Certaines parties de l'établissement sont effectivement aujourd'hui dans un état déplorable. Cela est dû au fait que pendant l'été, les pensionnaires adultes ont saccagé et vandalisé un certain nombre de salles qui avaient été aménagées par des bienfaiteurs telles que le centre informatique, la salle d'expression corporelle, la ludothèque, le réfectoire, des bureaux de responsables administratifs, etc… Des vitres sont brisées et des matelas brulés. Des plaintes sont régulièrement déposées auprès de la police sans qu'aucune suite ne soit donnée à ce jour. Alors forcément, le phénomène s'amplifie car l'association ‘'ne peut pas faire la police'' et les pensionnaires continuent à dégrader l'établissement en toute impunité. Pourtant, nous avons consacré, ne serait-ce que depuis le début de l'année, près d'un million DH aux travaux financés par l'association. Quand aux résultats scolaires, il serait trop long de relater ici tout ce qui a été entrepris mais force est de constater qu'ils ne sont pas au rendez-vous. Au niveau de l'encadrement psychologique, un travail énorme a été fait par des bénévoles et des professionnels rémunérés. Concernant l'alimentation, et c'est une revendication récurrente, nous allons faire des efforts supplémentaires pour améliorer les repas, mais reste posé le problème de la distribution qui reste très difficile dans le climat de tension actuel…
Est-ce vrai qu'un jeune garçon a été violé en colonie de vacances? Et quelles sont les mesures que vous avez prises à ce sujet ?

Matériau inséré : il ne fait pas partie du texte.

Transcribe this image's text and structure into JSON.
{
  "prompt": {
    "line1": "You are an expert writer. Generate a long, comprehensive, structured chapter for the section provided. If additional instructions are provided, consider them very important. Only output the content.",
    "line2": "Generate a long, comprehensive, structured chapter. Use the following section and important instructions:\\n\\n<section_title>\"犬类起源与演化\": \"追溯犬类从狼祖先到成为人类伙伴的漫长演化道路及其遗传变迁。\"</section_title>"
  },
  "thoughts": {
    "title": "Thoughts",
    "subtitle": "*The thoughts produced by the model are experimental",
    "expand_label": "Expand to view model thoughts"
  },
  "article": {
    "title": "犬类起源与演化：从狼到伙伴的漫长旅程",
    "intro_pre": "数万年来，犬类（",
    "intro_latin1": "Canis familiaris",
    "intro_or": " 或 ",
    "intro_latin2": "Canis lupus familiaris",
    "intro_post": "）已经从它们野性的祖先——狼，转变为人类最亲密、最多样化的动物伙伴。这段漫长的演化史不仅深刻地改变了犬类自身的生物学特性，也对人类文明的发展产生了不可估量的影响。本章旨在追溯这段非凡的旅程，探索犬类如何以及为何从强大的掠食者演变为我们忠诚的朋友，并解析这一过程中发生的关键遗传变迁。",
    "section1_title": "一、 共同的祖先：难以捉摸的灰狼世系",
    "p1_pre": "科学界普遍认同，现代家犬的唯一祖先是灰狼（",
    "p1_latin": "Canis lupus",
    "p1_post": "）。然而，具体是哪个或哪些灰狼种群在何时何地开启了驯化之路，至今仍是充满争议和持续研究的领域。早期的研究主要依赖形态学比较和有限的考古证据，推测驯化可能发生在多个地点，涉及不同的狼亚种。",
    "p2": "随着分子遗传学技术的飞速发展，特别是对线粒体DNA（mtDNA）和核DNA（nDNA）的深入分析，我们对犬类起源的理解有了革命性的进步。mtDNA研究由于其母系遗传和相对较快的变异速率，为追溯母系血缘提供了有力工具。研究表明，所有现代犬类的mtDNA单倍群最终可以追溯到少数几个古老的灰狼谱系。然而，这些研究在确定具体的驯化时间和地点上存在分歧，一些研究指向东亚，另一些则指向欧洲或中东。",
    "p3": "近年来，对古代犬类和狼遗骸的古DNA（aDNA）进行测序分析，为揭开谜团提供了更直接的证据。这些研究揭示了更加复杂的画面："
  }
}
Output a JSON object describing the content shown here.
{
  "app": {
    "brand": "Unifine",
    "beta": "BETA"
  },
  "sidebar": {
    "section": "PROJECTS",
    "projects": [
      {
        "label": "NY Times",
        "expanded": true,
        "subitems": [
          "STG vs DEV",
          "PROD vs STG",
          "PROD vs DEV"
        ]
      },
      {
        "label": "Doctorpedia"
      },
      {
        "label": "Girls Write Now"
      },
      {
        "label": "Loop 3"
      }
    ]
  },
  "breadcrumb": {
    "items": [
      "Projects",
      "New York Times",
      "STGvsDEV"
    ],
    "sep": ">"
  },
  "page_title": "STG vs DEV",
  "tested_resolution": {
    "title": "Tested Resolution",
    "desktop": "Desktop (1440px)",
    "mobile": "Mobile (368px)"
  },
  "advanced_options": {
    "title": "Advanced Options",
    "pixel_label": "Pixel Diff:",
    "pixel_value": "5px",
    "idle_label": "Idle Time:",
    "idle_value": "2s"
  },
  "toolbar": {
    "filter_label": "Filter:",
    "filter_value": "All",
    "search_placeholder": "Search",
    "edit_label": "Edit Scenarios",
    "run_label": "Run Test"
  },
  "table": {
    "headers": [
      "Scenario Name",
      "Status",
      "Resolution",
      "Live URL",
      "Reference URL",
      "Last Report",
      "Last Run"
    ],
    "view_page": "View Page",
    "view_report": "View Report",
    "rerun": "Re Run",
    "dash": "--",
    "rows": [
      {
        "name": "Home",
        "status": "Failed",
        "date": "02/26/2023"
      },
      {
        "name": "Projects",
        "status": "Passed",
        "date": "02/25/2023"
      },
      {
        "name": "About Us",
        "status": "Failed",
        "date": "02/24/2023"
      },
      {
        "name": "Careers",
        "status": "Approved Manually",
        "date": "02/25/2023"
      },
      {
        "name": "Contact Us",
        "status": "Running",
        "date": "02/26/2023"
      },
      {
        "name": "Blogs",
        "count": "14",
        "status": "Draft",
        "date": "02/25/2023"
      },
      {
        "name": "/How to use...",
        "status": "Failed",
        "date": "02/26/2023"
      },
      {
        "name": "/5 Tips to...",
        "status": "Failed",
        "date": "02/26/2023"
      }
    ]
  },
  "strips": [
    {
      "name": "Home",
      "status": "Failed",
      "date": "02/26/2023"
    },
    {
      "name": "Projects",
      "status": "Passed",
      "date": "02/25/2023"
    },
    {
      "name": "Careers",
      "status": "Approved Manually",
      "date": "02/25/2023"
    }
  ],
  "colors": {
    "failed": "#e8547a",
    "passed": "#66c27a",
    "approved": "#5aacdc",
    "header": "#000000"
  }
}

C'est une question très sensible. Quand un enfant se plaint de violences ou d'abus sexuel, il est important de savoir la vérité car les conséquences sont très graves. Notre procédure prévoit que l'enfant doit d'abord être ausculté par un médecin qui délivre un certificat médical éventuellement. Il est ensuite consulté par l'assistante sociale et le directeur, l'éducateur et le responsable pédagogique décident de la suite à donner. En général, quand on estime que c'est vraisemblable, on porte plainte et la personne incriminée peut aller en prison. En ce qui concerne le cas que vous évoquez et qui est tout récent, l'examen médical n'a pas pu donner de résultats car il a eu lieu bien après les faits, au retour des colonies. L'enfant est assez incohérent dans ses propos, les témoignages contradictoires et le doute subsiste sur ce que l'enfant a vécu.